Apple Productivity Experience Group
- Company type: Operating unit of Microsoft
- Industry: Computer software
- Founded: January 7, 1997
- Headquarters: Redmond, Washington, United States
- Products: Microsoft Office Microsoft Messenger Remote Desktop Client
- Revenue: $350 million (2008)
- Number of employees: 180 (2008)
- Website: www.microsoft.com/mac/

= Apple Productivity Experience Group =

Operating unit of Microsoft

Apple Productivity Experience Group (known as APEX) is an operating unit of Microsoft that, as of 2009, is the largest software developer outside of Apple Inc. for the macOS and iOS operating systems. Formed as Macintosh Business Unit on January 7, 1997, it was initially composed of over 100 individuals from the existing cross platform Word, Excel, and PowerPoint teams in Microsoft's Office Division, and grew to 180 people the next year, with the addition of the Internet Explorer for Mac and Outlook Express for Mac teams.
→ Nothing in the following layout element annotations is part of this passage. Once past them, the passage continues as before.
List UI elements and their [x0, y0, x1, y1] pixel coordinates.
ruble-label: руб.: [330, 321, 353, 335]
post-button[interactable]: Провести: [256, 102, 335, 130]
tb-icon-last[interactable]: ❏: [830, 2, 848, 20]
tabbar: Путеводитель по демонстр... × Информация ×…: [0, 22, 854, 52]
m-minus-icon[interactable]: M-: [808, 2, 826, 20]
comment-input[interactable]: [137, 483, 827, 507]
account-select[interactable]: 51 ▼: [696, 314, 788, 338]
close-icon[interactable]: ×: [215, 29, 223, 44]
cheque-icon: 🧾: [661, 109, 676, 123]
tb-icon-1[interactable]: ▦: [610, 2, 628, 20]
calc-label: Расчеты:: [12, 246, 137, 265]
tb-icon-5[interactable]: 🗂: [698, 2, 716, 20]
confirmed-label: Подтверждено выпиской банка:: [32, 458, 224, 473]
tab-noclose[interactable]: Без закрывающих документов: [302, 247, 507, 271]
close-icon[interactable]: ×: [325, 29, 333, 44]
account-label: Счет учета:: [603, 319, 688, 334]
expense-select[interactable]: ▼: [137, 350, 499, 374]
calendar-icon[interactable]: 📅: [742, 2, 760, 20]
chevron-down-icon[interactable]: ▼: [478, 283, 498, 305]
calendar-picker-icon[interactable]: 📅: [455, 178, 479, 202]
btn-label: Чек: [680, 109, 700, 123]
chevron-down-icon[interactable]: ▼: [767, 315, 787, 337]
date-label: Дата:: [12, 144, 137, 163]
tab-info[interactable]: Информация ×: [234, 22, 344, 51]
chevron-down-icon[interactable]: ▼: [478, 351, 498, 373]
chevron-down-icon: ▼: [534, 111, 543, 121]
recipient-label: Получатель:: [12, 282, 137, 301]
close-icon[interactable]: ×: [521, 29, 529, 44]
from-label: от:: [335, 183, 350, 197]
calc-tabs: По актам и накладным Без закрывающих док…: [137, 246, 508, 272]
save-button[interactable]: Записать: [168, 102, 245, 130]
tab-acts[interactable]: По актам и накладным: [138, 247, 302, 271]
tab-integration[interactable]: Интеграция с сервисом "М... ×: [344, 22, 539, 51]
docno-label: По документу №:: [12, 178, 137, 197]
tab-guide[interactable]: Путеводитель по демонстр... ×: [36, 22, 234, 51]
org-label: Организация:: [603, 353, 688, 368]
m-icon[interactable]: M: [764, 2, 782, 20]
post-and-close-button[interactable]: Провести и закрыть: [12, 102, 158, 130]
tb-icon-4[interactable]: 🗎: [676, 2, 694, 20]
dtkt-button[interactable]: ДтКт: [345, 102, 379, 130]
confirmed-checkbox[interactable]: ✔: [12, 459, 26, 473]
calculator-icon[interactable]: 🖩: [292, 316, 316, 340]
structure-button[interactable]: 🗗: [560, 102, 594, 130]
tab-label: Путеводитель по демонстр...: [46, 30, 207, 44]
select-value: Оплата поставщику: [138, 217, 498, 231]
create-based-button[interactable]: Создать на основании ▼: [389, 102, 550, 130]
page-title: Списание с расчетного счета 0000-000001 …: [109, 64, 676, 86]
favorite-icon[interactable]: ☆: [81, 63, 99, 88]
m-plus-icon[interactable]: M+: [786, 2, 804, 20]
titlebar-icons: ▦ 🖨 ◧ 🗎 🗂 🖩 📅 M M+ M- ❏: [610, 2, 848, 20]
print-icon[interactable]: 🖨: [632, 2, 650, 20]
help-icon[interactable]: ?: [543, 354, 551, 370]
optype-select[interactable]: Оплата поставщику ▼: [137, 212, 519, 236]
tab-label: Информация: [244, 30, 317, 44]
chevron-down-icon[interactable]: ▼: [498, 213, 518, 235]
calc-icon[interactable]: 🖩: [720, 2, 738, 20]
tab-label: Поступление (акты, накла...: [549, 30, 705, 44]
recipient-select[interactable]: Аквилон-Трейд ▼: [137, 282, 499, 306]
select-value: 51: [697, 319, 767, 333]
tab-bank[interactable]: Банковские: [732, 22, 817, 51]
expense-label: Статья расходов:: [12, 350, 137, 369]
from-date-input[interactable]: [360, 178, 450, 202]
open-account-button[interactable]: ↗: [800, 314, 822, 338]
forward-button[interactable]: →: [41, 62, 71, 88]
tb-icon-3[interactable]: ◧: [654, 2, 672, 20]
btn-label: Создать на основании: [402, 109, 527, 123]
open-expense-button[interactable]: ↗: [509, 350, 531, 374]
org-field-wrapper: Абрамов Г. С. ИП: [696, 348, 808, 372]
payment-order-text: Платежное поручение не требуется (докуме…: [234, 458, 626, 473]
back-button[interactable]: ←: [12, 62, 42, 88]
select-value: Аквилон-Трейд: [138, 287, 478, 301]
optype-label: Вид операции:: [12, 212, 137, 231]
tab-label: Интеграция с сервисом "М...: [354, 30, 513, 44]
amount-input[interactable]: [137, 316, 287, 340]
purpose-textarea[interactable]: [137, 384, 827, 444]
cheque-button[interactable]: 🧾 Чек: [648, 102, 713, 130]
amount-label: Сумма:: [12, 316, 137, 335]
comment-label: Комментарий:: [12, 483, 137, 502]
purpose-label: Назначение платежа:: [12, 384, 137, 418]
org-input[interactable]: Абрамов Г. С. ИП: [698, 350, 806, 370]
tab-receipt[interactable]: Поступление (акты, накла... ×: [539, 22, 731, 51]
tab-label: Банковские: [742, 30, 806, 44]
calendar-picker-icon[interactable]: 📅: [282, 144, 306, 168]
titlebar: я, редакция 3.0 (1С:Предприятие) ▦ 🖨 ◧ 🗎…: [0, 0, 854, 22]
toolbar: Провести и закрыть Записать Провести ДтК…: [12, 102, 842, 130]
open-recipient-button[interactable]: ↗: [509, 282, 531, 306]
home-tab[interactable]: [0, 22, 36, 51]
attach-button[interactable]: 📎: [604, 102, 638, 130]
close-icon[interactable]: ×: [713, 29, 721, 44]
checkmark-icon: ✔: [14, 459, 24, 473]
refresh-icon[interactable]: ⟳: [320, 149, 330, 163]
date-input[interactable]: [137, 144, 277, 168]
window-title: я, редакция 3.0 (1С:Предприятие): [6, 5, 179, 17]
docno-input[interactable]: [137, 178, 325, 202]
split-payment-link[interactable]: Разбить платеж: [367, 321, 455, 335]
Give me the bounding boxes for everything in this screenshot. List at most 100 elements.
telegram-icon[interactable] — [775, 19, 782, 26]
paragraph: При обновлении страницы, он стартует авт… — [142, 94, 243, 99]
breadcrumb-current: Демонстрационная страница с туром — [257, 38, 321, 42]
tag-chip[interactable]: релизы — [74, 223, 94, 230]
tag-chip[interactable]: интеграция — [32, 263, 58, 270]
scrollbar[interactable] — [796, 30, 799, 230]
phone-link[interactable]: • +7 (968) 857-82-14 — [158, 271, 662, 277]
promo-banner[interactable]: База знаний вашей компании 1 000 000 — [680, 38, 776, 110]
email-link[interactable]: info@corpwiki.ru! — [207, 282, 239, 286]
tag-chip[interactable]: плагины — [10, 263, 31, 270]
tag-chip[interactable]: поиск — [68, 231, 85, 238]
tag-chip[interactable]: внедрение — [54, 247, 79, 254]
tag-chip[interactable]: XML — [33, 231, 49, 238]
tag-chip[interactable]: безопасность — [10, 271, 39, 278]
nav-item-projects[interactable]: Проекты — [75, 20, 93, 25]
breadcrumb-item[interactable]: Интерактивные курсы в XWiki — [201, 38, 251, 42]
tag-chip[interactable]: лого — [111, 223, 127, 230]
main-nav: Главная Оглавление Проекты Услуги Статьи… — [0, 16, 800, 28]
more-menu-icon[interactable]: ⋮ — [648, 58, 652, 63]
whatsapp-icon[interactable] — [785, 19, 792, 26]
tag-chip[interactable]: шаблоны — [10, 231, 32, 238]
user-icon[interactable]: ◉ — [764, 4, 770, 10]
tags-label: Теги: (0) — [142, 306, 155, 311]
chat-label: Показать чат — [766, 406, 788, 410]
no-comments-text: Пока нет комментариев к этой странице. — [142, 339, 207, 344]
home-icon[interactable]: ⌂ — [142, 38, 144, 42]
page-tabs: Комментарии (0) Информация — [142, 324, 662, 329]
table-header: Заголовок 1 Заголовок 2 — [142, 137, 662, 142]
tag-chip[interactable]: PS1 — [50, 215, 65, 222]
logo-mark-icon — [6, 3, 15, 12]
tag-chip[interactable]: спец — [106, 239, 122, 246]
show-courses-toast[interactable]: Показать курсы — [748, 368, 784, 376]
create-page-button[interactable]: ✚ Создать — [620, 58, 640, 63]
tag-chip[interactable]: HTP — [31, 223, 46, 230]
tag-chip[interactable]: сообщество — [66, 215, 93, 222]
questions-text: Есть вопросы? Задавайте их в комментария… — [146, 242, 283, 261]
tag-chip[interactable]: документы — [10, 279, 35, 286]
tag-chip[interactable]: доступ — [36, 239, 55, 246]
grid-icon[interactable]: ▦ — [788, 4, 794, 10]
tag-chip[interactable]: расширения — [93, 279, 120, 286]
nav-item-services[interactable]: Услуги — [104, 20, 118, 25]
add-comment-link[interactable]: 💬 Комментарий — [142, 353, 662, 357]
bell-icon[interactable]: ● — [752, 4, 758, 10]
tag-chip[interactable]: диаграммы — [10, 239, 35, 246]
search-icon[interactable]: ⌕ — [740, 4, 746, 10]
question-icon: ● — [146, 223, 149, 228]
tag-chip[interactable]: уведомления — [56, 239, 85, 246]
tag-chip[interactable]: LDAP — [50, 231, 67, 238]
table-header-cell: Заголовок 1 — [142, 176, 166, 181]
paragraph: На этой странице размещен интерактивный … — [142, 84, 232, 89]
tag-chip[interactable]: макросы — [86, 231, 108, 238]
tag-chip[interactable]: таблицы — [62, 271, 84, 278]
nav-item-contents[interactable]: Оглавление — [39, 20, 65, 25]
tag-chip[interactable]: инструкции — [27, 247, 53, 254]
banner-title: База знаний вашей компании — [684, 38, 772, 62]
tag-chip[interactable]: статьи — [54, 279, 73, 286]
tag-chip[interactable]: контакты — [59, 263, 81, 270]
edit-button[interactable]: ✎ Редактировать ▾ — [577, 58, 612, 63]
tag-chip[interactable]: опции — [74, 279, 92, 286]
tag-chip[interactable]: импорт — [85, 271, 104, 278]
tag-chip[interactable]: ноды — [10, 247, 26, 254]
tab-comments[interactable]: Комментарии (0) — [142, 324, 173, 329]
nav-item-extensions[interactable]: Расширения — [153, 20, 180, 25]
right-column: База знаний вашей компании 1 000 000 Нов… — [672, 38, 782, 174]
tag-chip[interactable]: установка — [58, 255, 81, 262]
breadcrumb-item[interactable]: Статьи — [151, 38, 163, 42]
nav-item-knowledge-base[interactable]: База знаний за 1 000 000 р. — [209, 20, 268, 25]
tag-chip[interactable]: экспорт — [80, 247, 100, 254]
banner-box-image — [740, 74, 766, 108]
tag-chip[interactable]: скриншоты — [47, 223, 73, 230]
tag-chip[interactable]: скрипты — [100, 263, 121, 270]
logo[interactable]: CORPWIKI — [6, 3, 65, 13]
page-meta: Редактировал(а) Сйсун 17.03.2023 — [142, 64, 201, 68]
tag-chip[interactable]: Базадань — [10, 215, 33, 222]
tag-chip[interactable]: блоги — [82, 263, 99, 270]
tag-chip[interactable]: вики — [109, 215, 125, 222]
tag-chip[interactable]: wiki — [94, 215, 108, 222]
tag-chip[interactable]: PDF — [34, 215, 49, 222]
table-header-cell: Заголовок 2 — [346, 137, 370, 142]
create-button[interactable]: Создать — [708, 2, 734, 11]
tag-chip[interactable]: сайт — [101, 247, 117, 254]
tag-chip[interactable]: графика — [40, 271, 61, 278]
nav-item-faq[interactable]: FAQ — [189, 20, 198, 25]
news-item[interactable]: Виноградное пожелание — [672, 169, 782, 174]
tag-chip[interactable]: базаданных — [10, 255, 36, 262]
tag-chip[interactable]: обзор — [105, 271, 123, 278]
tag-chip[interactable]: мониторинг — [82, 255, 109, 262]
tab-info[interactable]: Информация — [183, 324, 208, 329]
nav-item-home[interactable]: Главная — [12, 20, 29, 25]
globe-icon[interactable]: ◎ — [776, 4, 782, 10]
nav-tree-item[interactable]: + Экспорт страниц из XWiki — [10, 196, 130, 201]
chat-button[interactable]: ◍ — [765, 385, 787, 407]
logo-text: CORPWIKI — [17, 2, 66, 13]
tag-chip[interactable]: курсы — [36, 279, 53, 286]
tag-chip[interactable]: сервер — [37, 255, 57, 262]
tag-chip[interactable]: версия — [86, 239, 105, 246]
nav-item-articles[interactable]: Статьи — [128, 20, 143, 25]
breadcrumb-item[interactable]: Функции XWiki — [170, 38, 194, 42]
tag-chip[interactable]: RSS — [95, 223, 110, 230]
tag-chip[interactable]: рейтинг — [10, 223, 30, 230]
In 2000, it moved from the Office Division to the Specialized Devices and Applications Group inside the Entertainment and Devices Division, and is now back inside the Microsoft Office division.

== History ==

Prior to the creation of the Mac BU, Microsoft had developed Macintosh software, starting in 1984 with Word 1.0 for Macintosh. During the early and mid 1990s, Microsoft's Word, Excel, and Powerpoint teams simultaneously developed Windows and Macintosh versions of these applications, but after releasing Office 97 for Windows, Microsoft decided, in January 1997, to form a separate Macintosh Business Unit to focus on creating applications optimized for the Macintosh platform. In August 1997, as part of a broader partnership agreement with Apple, Microsoft committed to continue developing and supporting Macintosh software for at least 5 more years, renewing this pledge on January 10, 2006, at the Macworld Conference & Expo. Ben Waldman was the Mac BU's founder and first General Manager (GM), serving from its inception in January 1997 through January 2000, when he was succeeded by Kevin Browne, who served through December 18, 2002, and Roz Ho, who served from December 18, 2002, to June 8, 2007; after that, Craig Eisler became the GM. In October 2008, Eisler was tapped by Robbie Bach to lead all Entertainment Client efforts, and Eric Wilfred became the GM of MacBU.

== Software ==
APEX develops macOS and iOS versions of Microsoft Office and OneNote. Previously developed software by the Mac BU include Internet Explorer (development ceased in 2003), Virtual PC, and the MSN for Mac OS X browser (cancelled May 31, 2005).